Search code examples
c++multithreadingparallel-processingopenmpnested-loops

Openmp c++: error: collapsed loops not perfectly nested


I have the following serial code that I would like to make parallel. I understand when using the collapse clause for nested loops, it's important to not have code before and after the for(i) loop since is not allowed. Then how do I parallel a nested for loop with if statements like this:

void foo2D(double Lx, double Ly, double KX[], double KY[], double ksqu[], double ninvksqu[], int FourierMeshType){
    
// Make a variable to account for way wavenumbers are set in FFTW3. 
    
int k_counter = 0;      
    
// kx corresponds to modes [0:n/2-1 , -n/2:-1]. This is why there is an additional step, just due to FFTW3's structuring
    #pragma omp parallel for collapse(2) 
    for(int i = 0; i < nx ; i++){
        for(int j = 0; j < nyk; j++){           
            if (i < nx/2){ // i<nx/2 --> 0 to 127
                KX[j + nyk*i] =2.*M_PI*i/Lx; //K = 2pi/L* [0:nx/2-1 , -n/2:-1]' : creates a column vector with nx/2 elements starting from 0 ( from 0 to 127 then -128 to -1) 256/2 is 128      
            }
            if( i >= nx/2){ // i >= nx/2 --> from -128 to -1
                KX[j + nyk*i] =  2.* M_PI * (-i + 2.*k_counter) / Lx;           
            }
        }
        if( i >= nx/2){ // error here 
            k_counter++;
        }
    }
}

Where nx, ny, nyk defined as:

static const int nx = 256;
static const int ny = 256;
static const int nyk = ny/2 + 1;

Is there a better way to rewrite this?


Solution

  • As pointed out in the comments by 1201ProgramAlarm, you can get rid of the error by eliminating the if branch that exists between the two loops:

    #pragma omp parallel for collapse(2) 
    for(int i = 0; i < nx ; i++){
        for(int j = 0; j < nyk; j++){    
           ...       
        }
        if( i >= nx/2){ <== remove this
            k_counter++;
        }
    }
    

    This :

    if( i >= nx/2){ <== remove this
        k_counter++;
    }
    

    can be statically calculated beforehand. So your code would look like the following:

    void makeFourierMesh2D(double Lx, double Ly, double KX[], double KY[], double ksqu[], double ninvksqu[], int FourierMeshType){
        
        #pragma omp parallel for collapse(2) 
        for(int i = 0; i < nx ; i++){
            for(int j = 0; j < nyk; j++){           
                if (i < nx/2){
                    KX[j + nyk*i] =2.*M_PI*i/Lx; 
                }
                if( i >= nx/2){
                    int k_counter = i - nx/2;
                    KX[j + nyk*i] =  2.* M_PI * (-i + 2.*k_counter) / Lx;           
                }
            }
        }
    }
    

    You can then simplify (-i + 2.*k_counter) to (-i + 2 * ( i - nx/2)) and then (-i + 2*i - nx), which is i - nx.
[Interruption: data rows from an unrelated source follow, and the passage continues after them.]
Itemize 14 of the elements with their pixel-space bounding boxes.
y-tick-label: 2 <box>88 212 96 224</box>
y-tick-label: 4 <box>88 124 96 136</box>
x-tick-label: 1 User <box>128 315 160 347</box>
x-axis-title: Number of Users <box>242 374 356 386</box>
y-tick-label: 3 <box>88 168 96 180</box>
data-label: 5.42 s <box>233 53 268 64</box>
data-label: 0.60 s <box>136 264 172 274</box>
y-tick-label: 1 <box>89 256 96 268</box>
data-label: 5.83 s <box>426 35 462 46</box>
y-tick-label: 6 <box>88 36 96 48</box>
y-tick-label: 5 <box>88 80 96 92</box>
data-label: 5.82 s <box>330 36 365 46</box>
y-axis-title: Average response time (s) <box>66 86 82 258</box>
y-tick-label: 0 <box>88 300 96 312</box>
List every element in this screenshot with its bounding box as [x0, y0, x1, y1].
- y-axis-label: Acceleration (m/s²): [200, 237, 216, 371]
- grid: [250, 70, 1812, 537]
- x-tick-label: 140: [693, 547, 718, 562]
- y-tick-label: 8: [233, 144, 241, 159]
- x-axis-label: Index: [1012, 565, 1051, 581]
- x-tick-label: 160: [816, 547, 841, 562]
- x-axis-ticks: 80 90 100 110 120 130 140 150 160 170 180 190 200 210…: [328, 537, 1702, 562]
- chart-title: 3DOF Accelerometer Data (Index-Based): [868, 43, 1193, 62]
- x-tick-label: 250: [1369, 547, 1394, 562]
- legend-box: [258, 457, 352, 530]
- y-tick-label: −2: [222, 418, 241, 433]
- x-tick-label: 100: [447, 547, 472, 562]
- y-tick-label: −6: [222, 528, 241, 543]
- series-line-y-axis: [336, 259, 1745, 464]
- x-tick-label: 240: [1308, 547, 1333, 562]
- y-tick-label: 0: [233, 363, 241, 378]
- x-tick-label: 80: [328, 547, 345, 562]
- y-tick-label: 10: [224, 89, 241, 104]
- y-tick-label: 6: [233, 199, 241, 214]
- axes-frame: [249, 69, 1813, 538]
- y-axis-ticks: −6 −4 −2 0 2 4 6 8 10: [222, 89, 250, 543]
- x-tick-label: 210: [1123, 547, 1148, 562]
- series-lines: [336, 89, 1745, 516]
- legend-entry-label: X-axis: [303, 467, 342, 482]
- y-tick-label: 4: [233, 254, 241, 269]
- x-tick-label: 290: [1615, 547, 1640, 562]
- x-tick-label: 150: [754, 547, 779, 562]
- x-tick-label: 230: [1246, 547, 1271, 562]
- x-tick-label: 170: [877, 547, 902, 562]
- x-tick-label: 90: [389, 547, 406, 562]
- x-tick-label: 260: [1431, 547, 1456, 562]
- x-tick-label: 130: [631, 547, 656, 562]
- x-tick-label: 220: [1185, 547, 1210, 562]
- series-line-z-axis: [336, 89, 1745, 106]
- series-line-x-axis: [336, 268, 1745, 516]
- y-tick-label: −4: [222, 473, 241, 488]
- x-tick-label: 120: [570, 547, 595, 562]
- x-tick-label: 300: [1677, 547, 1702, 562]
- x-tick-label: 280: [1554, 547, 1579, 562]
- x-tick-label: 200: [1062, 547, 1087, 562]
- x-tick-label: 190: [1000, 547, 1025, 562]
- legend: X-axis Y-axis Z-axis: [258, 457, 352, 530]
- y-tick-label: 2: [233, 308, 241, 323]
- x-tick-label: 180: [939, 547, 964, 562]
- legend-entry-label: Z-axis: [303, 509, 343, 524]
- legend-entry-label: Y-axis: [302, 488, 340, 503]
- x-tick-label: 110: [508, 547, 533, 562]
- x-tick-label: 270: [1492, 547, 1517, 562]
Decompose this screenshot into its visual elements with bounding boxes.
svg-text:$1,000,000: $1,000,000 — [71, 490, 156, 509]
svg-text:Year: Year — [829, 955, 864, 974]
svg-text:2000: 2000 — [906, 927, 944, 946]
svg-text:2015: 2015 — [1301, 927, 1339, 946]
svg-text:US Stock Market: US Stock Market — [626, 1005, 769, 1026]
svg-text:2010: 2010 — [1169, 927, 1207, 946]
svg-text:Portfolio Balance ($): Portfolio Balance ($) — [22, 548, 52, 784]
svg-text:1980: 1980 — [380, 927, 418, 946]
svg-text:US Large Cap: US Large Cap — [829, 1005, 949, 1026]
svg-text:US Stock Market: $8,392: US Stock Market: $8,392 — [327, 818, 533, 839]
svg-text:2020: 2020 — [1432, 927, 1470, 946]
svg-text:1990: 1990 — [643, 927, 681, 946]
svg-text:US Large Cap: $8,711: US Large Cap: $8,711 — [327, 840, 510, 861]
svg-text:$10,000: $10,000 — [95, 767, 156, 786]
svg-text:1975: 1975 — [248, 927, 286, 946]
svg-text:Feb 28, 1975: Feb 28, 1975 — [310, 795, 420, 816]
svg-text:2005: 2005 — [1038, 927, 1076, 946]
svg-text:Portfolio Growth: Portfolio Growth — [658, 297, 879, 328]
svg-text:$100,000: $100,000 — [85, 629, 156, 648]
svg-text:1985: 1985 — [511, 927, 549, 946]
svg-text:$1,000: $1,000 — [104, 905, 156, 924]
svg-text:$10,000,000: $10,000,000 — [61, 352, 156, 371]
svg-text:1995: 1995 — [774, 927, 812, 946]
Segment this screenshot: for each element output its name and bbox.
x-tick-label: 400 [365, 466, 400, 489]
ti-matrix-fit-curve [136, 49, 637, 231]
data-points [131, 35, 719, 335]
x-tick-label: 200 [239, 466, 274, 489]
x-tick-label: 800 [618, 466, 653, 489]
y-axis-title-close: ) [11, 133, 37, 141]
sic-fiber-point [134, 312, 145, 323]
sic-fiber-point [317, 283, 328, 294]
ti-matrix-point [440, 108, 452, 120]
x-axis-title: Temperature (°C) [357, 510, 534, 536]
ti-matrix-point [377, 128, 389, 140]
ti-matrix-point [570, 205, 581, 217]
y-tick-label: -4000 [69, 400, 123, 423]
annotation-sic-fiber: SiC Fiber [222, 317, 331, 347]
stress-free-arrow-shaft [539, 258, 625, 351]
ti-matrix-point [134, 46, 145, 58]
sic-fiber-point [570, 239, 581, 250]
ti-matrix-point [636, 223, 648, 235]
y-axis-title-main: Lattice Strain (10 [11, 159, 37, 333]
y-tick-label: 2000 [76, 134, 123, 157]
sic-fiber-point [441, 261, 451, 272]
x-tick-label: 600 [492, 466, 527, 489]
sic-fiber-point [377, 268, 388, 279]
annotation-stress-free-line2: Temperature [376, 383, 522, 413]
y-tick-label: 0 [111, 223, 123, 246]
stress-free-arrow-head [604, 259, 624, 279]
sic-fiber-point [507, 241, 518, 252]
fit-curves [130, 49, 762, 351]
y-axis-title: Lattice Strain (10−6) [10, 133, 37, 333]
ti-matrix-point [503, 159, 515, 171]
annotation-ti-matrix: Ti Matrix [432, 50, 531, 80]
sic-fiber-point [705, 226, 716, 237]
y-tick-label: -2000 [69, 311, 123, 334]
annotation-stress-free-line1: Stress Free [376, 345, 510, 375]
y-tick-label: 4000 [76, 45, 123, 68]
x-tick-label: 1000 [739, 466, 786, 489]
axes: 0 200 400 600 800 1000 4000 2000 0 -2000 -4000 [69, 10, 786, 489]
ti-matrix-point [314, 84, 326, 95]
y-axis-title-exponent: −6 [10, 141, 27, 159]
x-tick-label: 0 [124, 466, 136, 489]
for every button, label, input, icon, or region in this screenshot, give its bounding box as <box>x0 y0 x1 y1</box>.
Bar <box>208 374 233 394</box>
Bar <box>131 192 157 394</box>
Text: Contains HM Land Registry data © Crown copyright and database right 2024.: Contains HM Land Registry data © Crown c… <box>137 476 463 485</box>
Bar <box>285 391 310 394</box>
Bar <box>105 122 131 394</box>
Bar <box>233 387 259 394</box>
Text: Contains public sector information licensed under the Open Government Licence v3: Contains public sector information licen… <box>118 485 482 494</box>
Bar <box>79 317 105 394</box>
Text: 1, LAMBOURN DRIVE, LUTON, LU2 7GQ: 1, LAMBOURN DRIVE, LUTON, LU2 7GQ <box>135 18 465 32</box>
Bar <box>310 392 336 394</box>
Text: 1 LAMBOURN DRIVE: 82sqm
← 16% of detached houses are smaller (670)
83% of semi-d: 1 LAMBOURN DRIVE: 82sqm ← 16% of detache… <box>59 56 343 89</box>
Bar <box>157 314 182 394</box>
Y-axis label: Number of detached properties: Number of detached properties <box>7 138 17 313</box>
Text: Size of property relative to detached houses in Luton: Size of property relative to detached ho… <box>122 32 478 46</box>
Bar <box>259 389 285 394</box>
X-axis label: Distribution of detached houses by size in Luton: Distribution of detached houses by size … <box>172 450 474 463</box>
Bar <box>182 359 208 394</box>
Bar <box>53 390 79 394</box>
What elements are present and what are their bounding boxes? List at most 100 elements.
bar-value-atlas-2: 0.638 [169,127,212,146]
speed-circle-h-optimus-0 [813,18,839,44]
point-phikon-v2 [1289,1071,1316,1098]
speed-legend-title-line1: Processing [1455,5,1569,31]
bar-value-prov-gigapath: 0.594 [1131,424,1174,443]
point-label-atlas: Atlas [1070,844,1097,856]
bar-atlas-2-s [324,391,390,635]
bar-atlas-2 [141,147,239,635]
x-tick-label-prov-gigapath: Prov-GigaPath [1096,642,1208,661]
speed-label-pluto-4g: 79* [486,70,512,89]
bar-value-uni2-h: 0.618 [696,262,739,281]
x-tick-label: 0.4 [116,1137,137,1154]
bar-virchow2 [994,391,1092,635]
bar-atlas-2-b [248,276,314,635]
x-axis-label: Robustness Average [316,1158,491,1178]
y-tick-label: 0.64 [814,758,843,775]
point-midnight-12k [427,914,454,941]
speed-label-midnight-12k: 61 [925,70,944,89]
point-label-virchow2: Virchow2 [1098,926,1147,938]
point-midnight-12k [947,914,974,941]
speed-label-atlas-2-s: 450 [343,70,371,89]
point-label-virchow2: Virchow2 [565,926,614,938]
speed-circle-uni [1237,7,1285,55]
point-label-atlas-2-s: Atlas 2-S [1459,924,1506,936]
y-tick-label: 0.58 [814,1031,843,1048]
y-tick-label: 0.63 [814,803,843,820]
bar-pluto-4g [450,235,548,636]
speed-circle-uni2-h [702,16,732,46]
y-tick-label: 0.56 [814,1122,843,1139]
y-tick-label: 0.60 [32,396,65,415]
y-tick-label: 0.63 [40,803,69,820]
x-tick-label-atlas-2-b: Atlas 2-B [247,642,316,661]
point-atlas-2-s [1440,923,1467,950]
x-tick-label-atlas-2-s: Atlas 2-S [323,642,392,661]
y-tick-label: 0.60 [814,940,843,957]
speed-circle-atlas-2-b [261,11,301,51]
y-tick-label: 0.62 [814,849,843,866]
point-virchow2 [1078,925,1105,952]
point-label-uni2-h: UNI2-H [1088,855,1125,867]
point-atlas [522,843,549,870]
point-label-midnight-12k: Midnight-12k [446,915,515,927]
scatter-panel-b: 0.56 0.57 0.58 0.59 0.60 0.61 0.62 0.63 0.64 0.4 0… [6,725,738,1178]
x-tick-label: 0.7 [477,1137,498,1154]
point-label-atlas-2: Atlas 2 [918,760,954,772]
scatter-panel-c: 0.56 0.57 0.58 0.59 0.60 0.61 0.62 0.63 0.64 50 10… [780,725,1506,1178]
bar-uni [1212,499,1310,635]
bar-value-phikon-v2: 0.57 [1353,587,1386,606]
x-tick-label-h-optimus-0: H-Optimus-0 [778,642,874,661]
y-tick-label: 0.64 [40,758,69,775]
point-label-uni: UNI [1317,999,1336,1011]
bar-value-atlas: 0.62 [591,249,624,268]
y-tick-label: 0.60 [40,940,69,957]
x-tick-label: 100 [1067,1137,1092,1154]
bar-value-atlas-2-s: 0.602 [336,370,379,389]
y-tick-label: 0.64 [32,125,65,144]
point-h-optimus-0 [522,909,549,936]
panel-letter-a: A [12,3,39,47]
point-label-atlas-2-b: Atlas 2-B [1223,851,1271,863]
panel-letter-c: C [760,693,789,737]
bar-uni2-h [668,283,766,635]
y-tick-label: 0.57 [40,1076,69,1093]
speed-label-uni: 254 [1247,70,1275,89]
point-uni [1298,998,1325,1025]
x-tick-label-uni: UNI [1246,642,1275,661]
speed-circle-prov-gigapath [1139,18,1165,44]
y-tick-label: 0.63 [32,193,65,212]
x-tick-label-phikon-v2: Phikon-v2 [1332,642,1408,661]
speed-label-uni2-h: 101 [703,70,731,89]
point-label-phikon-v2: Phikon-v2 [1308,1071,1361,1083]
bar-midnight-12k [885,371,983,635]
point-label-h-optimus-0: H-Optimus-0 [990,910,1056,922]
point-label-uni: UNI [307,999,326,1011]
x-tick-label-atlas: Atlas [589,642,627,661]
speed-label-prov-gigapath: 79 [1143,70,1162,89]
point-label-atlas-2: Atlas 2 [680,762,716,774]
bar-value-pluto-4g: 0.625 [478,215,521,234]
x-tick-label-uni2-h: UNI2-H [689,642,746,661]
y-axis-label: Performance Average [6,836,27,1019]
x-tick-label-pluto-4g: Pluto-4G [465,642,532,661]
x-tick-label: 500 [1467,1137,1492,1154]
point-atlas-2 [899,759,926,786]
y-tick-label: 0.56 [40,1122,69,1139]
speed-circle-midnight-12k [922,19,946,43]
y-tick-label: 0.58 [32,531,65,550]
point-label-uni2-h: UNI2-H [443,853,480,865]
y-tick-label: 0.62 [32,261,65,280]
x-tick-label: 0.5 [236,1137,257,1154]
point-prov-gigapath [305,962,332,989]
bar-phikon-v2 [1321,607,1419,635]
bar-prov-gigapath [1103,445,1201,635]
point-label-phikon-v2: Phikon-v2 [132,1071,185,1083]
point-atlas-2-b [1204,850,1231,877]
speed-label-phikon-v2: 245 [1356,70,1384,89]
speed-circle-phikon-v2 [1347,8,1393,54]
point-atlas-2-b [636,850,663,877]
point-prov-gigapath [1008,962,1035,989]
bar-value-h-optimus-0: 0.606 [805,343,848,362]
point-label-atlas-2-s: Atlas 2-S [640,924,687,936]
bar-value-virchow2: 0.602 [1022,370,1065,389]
    To further remove the other loops you can just compute each branch in a separate pair of loops as follows:

        #pragma omp parallel for collapse(2) 
        for(int i = 0; i < nx/2 ; i++){
            for(int j = 0; j < nyk; j++){           
                 KX[j + nyk*i] =2.*M_PI*i/Lx; 
            }
        }
    
        #pragma omp parallel for collapse(2) 
        for(int i = nx/2; i < nx ; i++){
            for(int j = 0; j < nyk; j++){           
                 KX[j + nyk*i] =  2.* M_PI * ((i - nx) / Lx);    
            }
        }
    

    as previously you can also simplify (-i + 2.*k_counter) into i - nx.